Figure 2 from the paper

6.2 Comparison of Value and Policy EXIT

  • With large enough datasets, a value network can be learnt to improve expert further
  • Ran asynchronous distributed online EXIT using only a policy network until datasets contained ~550k positions
  • Used most recent apprentice to add a Monte Carlo value estimate from each position in dataset and trained combined policy and value apprentice, improving quality of expert play significantly
  • Then ran EXIT with combined value-and-policy network, creating another ~7.4 million move choices
  • For comparison, training run continued without using value estimation for equal time
  • Value-and-policy-EXIT significantly outperforms policy-only-EXIT - improved plans from better expert quickly manifest in stronger apprentice
  • Importance of expert improvement is clear - later apprentices comfortably outperform earlier training experts
Figure 3: Distributed online EXIT apprentices and experts, with/without neural network value estimation.

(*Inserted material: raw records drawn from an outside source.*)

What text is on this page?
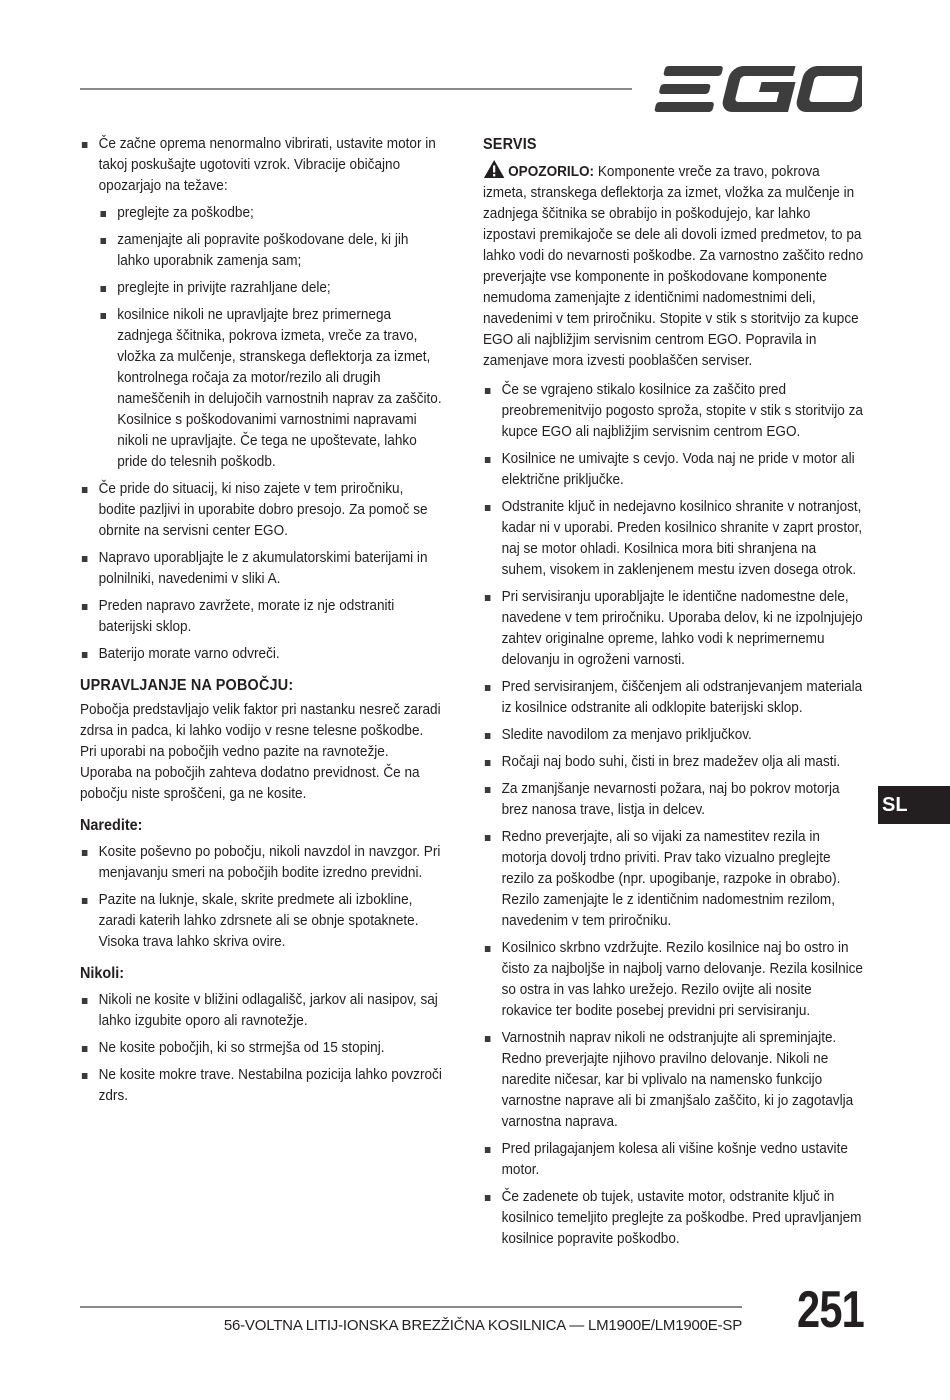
Če začne oprema nenormalno vibrirati, ustavite motor in takoj poskušajte ugotoviti vzrok. Vibracije običajno opozarjajo na težave:
preglejte za poškodbe;
zamenjajte ali popravite poškodovane dele, ki jih lahko uporabnik zamenja sam;
preglejte in privijte razrahljane dele;
kosilnice nikoli ne upravljajte brez primernega zadnjega ščitnika, pokrova izmeta, vreče za travo, vložka za mulčenje, stranskega deflektorja za izmet, kontrolnega ročaja za motor/rezilo ali drugih nameščenih in delujočih varnostnih naprav za zaščito. Kosilnice s poškodovanimi varnostnimi napravami nikoli ne upravljajte. Če tega ne upoštevate, lahko pride do telesnih poškodb.
Če pride do situacij, ki niso zajete v tem priročniku, bodite pazljivi in uporabite dobro presojo. Za pomoč se obrnite na servisni center EGO.
Napravo uporabljajte le z akumulatorskimi baterijami in polnilniki, navedenimi v sliki A.
Preden napravo zavržete, morate iz nje odstraniti baterijski sklop.
Baterijo morate varno odvreči.
UPRAVLJANJE NA POBOČJU:

Pobočja predstavljajo velik faktor pri nastanku nesreč zaradi zdrsa in padca, ki lahko vodijo v resne telesne poškodbe. Pri uporabi na pobočjih vedno pazite na ravnotežje. Uporaba na pobočjih zahteva dodatno previdnost. Če na pobočju niste sproščeni, ga ne kosite.

Naredite:
Kosite poševno po pobočju, nikoli navzdol in navzgor. Pri menjavanju smeri na pobočjih bodite izredno previdni.
Pazite na luknje, skale, skrite predmete ali izbokline, zaradi katerih lahko zdrsnete ali se obnje spotaknete. Visoka trava lahko skriva ovire.
Nikoli:
Nikoli ne kosite v bližini odlagališč, jarkov ali nasipov, saj lahko izgubite oporo ali ravnotežje.
Ne kosite pobočjih, ki so strmejša od 15 stopinj.
Ne kosite mokre trave. Nestabilna pozicija lahko povzroči zdrs.
SERVIS

OPOZORILO: Komponente vreče za travo, pokrova izmeta, stranskega deflektorja za izmet, vložka za mulčenje in zadnjega ščitnika se obrabijo in poškodujejo, kar lahko izpostavi premikajoče se dele ali dovoli izmed predmetov, to pa lahko vodi do nevarnosti poškodbe. Za varnostno zaščito redno preverjajte vse komponente in poškodovane komponente nemudoma zamenjajte z identičnimi nadomestnimi deli, navedenimi v tem priročniku. Stopite v stik s storitvijo za kupce EGO ali najbližjim servisnim centrom EGO. Popravila in zamenjave mora izvesti pooblaščen serviser.

Če se vgrajeno stikalo kosilnice za zaščito pred preobremenitvijo pogosto sproža, stopite v stik s storitvijo za kupce EGO ali najbližjim servisnim centrom EGO.
Kosilnice ne umivajte s cevjo. Voda naj ne pride v motor ali električne priključke.
Odstranite ključ in nedejavno kosilnico shranite v notranjost, kadar ni v uporabi. Preden kosilnico shranite v zaprt prostor, naj se motor ohladi. Kosilnica mora biti shranjena na suhem, visokem in zaklenjenem mestu izven dosega otrok.
Pri servisiranju uporabljajte le identične nadomestne dele, navedene v tem priročniku. Uporaba delov, ki ne izpolnjujejo zahtev originalne opreme, lahko vodi k neprimernemu delovanju in ogroženi varnosti.
Pred servisiranjem, čiščenjem ali odstranjevanjem materiala iz kosilnice odstranite ali odklopite baterijski sklop.
Sledite navodilom za menjavo priključkov.
Ročaji naj bodo suhi, čisti in brez madežev olja ali masti.
Za zmanjšanje nevarnosti požara, naj bo pokrov motorja brez nanosa trave, listja in delcev.
Redno preverjajte, ali so vijaki za namestitev rezila in motorja dovolj trdno priviti. Prav tako vizualno preglejte rezilo za poškodbe (npr. upogibanje, razpoke in obrabo). Rezilo zamenjajte le z identičnim nadomestnim rezilom, navedenim v tem priročniku.
Kosilnico skrbno vzdržujte. Rezilo kosilnice naj bo ostro in čisto za najboljše in najbolj varno delovanje. Rezila kosilnice so ostra in vas lahko urežejo. Rezilo ovijte ali nosite rokavice ter bodite posebej previdni pri servisiranju.
Varnostnih naprav nikoli ne odstranjujte ali spreminjajte. Redno preverjajte njihovo pravilno delovanje. Nikoli ne naredite ničesar, kar bi vplivalo na namensko funkcijo varnostne naprave ali bi zmanjšalo zaščito, ki jo zagotavlja varnostna naprava.
Pred prilagajanjem kolesa ali višine košnje vedno ustavite motor.
Če zadenete ob tujek, ustavite motor, odstranite ključ in kosilnico temeljito preglejte za poškodbe. Pred upravljanjem kosilnice popravite poškodbo.
SL
56-VOLTNA LITIJ-IONSKA BREZŽIČNA KOSILNICA — LM1900E/LM1900E-SP	251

Black dashed line represents MOHEX’s rating (10k iterations per move).

Figure 3 from the paper

6.3 Performance Against MoHex

  • MoHex versions winners of every Computer Games Olympiad Hex tournament since 2009 (to date of the paper)
  • MoHex
    • Highly optimised
    • Complex hand-made theorem prover
    • Calculates provably suboptimal moves to prune
    • Improved rollout policy
    • Optionally specialised end-game solver
  • This model
    • Learns tabula rasa
    • Without game-specific knowledge apart from rules
  • They compare to most recent available at the time (1.0)
  • Comparing MoHex to experts with equal wall-clock times difficult since relative speeds hardware dependent
  • MoHex CPU-heavy, experts GPU bottlenecked
  • In their machine, MoHex ~50% faster
  • EXIT (with 10k iterations) won:
    • 75.3% of games against 10k iteration-MoHex on default settings,
    • 59.3% against 100k iteration-MoHex,
    • 55.6% against 4-second-per-move-MoHex (with parallel solver switched on),
  • These are than six times slower than their searcher
  • Remarkable since training curves in Figure 3 don’t suggest convergence
  • EXIT has several connections to existing RL algorithms given different choices of expert class
  • Can recover version of Policy Iteration by using Monte Carlo Search as expert
  • Other works also attempted Imitation Learning outperforming the original expert
    • Silver et al.: Imitation Learning followed by RL
    • Kai-Wei, et al.: Monte Carlo estimates to compute $Q^*(s, a)$ and train apprentice $\pi$ to maximize $\sum_a \pi(a|s)Q^*(s, a)$
      • Rollout policy changed each iteration after first to a mix of the most recent apprentice and original expert
      • Can see it as blend of an RL algorithm with Imitation Learning: combines Policy Iteration and Imitation Learning
  • Neither approach able to improve original expert policy - useful only at the beginning of training
  • EXIT, in contrast, creates stronger experts for itself, and can use them throughout training
  • AlphaGo Zero (AG0) independently developed version of EXIT and achieved SOTA Go performance, detailed comparison in appendix
  • Unlike standard Imitation Learning can apply EXIT to RL problem - doesn’t assume satisfactory expert exists
  • Can apply without domain specific heuristics - their experiment used general-purpose algorithm as expert class

8 Conclusion

  • New RL algorithm Expert Iteration
  • Motivated by dual process theory of human thought
  • Decomposes the RL problem by separating generalisation and planning
    • Plan on a case-by-case basis
    • When MCTS has found significantly stronger plan, then generalise result
    • Advantages
      • Allows for long-term planning
      • Faster learning
      • SOTA final performance
    • Significantly outperforms a variant of REINFORCE in learning to play Hex
    • Competitive with SOTA heuristic search despite tabula rasa training - resultant tree search algorithm beats MoHex 1.0.